François-Joseph Gossec et Marie-Alexandre Guénin ne possédaient pas seulement le talent de composer de la musique: ils savaient- pratique impensable aujourd'hui...- traverser sans encombres les alternances politiques.
Musicien renommé, disposant d’une autorité véritable au sein des institutions royales, grand manitou des concerts maçonniques- une particularité qui le classait parmi les piliers de l’Ancien Régime, tant il est vrai qu’en ce temps-là le Grand Orient de France était un repère d’aristocrates de très haut rang- Gossec a su devenir l’emblème de la Révolution, l’ami de l’Empire, enfin le serviteur des deux frères de Louis XVI. Une belle carrière. Guénin, plus jeune et plus prudent, suivit les méandres de la vie publique avec souplesse : il franchissait les Pyrénées quand le gros temps menaçait. Bah…Le bonhomme eut la chance de mourir dans son lit sous le règne de Louis-Philippe.
Evidemment, rançon de leur gloire immédiate, la postérité n’a pas toujours rendu justice à ces drôles de zigs. "Après tout, pensez-vous peut-être, n'ont-ils pas mérité qu'on les oublie?" Cela reviendrait à confondre les inventions du créateur et les sinuosités de l'individu, faire primer la vie sur l'oeuvre, choisir Sainte Beuve au détriment de Marcel.

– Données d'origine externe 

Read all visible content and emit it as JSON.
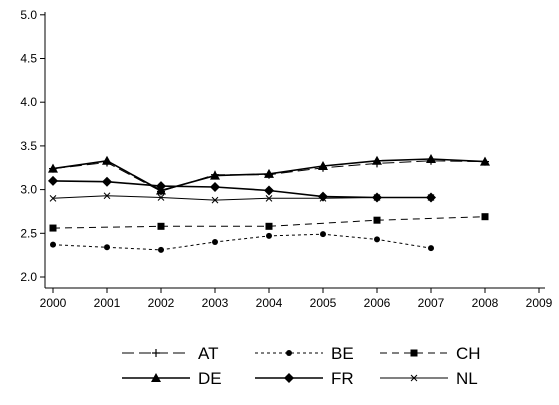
{
  "chart_data": {
    "type": "line",
    "title": "",
    "xlabel": "",
    "ylabel": "",
    "x": [
      2000,
      2001,
      2002,
      2003,
      2004,
      2005,
      2006,
      2007,
      2008,
      2009
    ],
    "xlim": [
      2000,
      2009
    ],
    "ylim": [
      2.0,
      5.0
    ],
    "x_ticks": [
      "2000",
      "2001",
      "2002",
      "2003",
      "2004",
      "2005",
      "2006",
      "2007",
      "2008",
      "2009"
    ],
    "y_ticks": [
      "2.0",
      "2.5",
      "3.0",
      "3.5",
      "4.0",
      "4.5",
      "5.0"
    ],
    "grid": false,
    "legend_position": "bottom",
    "series": [
      {
        "name": "AT",
        "marker": "plus",
        "dash": "long-dash",
        "color": "#000000",
        "points": [
          [
            2000,
            3.24
          ],
          [
            2001,
            3.31
          ],
          [
            2002,
            2.98
          ],
          [
            2003,
            3.17
          ],
          [
            2004,
            3.17
          ],
          [
            2005,
            3.25
          ],
          [
            2006,
            3.3
          ],
          [
            2007,
            3.33
          ],
          [
            2008,
            3.32
          ]
        ]
      },
      {
        "name": "BE",
        "marker": "circle",
        "dash": "short-dash",
        "color": "#000000",
        "points": [
          [
            2000,
            2.37
          ],
          [
            2001,
            2.34
          ],
          [
            2002,
            2.31
          ],
          [
            2003,
            2.4
          ],
          [
            2004,
            2.47
          ],
          [
            2005,
            2.49
          ],
          [
            2006,
            2.43
          ],
          [
            2007,
            2.33
          ]
        ]
      },
      {
        "name": "CH",
        "marker": "square",
        "dash": "dash",
        "color": "#000000",
        "points": [
          [
            2000,
            2.56
          ],
          [
            2002,
            2.58
          ],
          [
            2004,
            2.58
          ],
          [
            2006,
            2.65
          ],
          [
            2008,
            2.69
          ]
        ]
      },
      {
        "name": "DE",
        "marker": "triangle",
        "dash": "solid",
        "color": "#000000",
        "points": [
          [
            2000,
            3.24
          ],
          [
            2001,
            3.33
          ],
          [
            2002,
            2.99
          ],
          [
            2003,
            3.16
          ],
          [
            2004,
            3.18
          ],
          [
            2005,
            3.27
          ],
          [
            2006,
            3.33
          ],
          [
            2007,
            3.35
          ],
          [
            2008,
            3.32
          ]
        ]
      },
      {
        "name": "FR",
        "marker": "diamond",
        "dash": "solid",
        "color": "#000000",
        "points": [
          [
            2000,
            3.1
          ],
          [
            2001,
            3.09
          ],
          [
            2002,
            3.04
          ],
          [
            2003,
            3.03
          ],
          [
            2004,
            2.99
          ],
          [
            2005,
            2.92
          ],
          [
            2006,
            2.91
          ],
          [
            2007,
            2.91
          ]
        ]
      },
      {
        "name": "NL",
        "marker": "x",
        "dash": "solid-thin",
        "color": "#000000",
        "points": [
          [
            2000,
            2.9
          ],
          [
            2001,
            2.93
          ],
          [
            2002,
            2.91
          ],
          [
            2003,
            2.88
          ],
          [
            2004,
            2.9
          ],
          [
            2005,
            2.9
          ],
          [
            2006,
            2.91
          ],
          [
            2007,
            2.91
          ]
        ]
      }
    ]
  }
}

L’ensemble Hemiolia nous propose quatre sonates en trio «et avec tout l’orchestre», comme le précisent les partitions. Autant le dire, cette formation, créée en 2008 par la violoncelliste Claire Lamquet, mérite les éloges. Installé dans le Nord- Gossec et Guénin venaient tous les deux du Hainaut, voilà qui tisse des liens- ce groupe de jeunes associe le respect des convenances au désir de bousculer nos conformismes. A déguster sans retenue.
F.-J. Gossec et M.-A. Guénin : « Deux violonistes dans la tourmente révolutionnaire ». Ensemble Hemiolia. Label Eurydice.